METHODS: PNI was assessed in 117 cases of primary and recurrent cases of OSCC. PNI was correlated with tumor thickness, lymph node status and with the different histologic grades. Location of PNI, density of PNI and various patterns of PNI were also assessed.
METHODS: Chi-square test.
RESULTS: Our study showed that 47 out of 117 patients (40.5%) showed PNI. Both primary and recurrent tumors showed PNI of 42.50% and 40.50%, respectively. PNI was present in 34 out of 69 cases (49.3%) of clinically positive nodes. Around 79% of the nerves involved by PNI were intratumoral in location, 80% of the cases showed PNI density of 1-3 nerves per section and incomplete and/or \"crescent-like\" encirclement was the most common pattern of PNI noted in our study.
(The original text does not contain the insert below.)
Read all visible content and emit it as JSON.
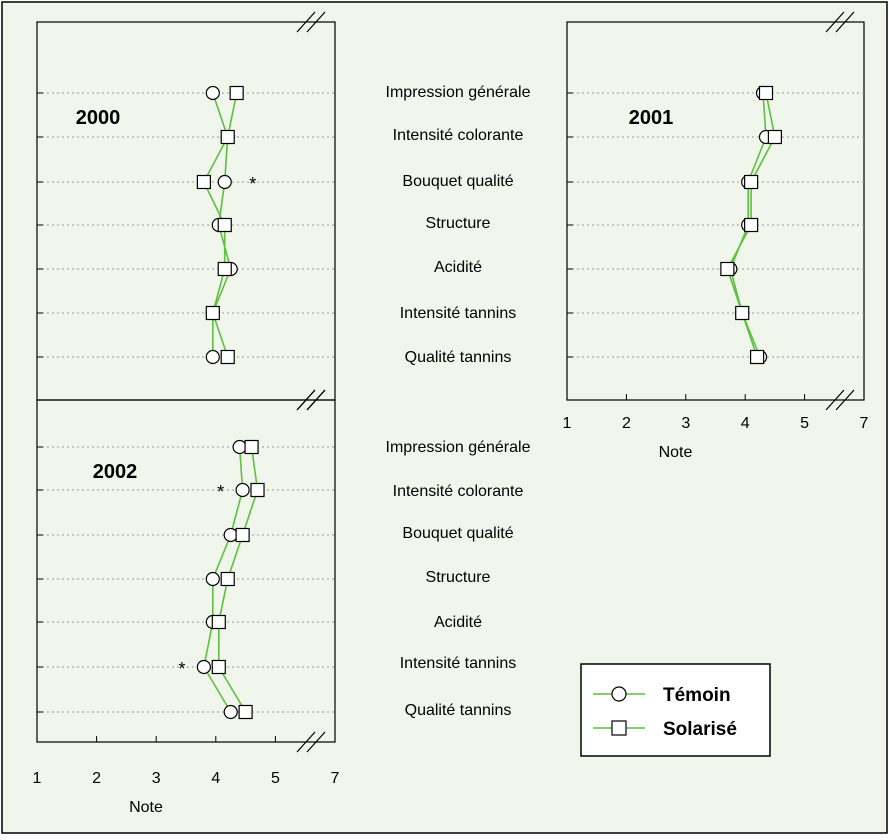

CONCLUSIONS: Our study showed that the incidence of PNI was as high as 40% in OSCC. PNI was present in both primary and recurrent tumors, irrespective of its histologic grading. Tumor thickness and lymph node status correlated well with PNI. Therefore, the presence of PNI should be checked in every surgical specimen with OSCC as it gives significant prognostic value, influences treatment decisions, recurrence and distant metastasis. The presence of PNI necessitates more aggressive resection, coincident management of neck lymph nodes and the addition of adjuvant therapy. Also, targeted drug therapy for this type of tumor spread can open up new avenues in the treatment of OSCC.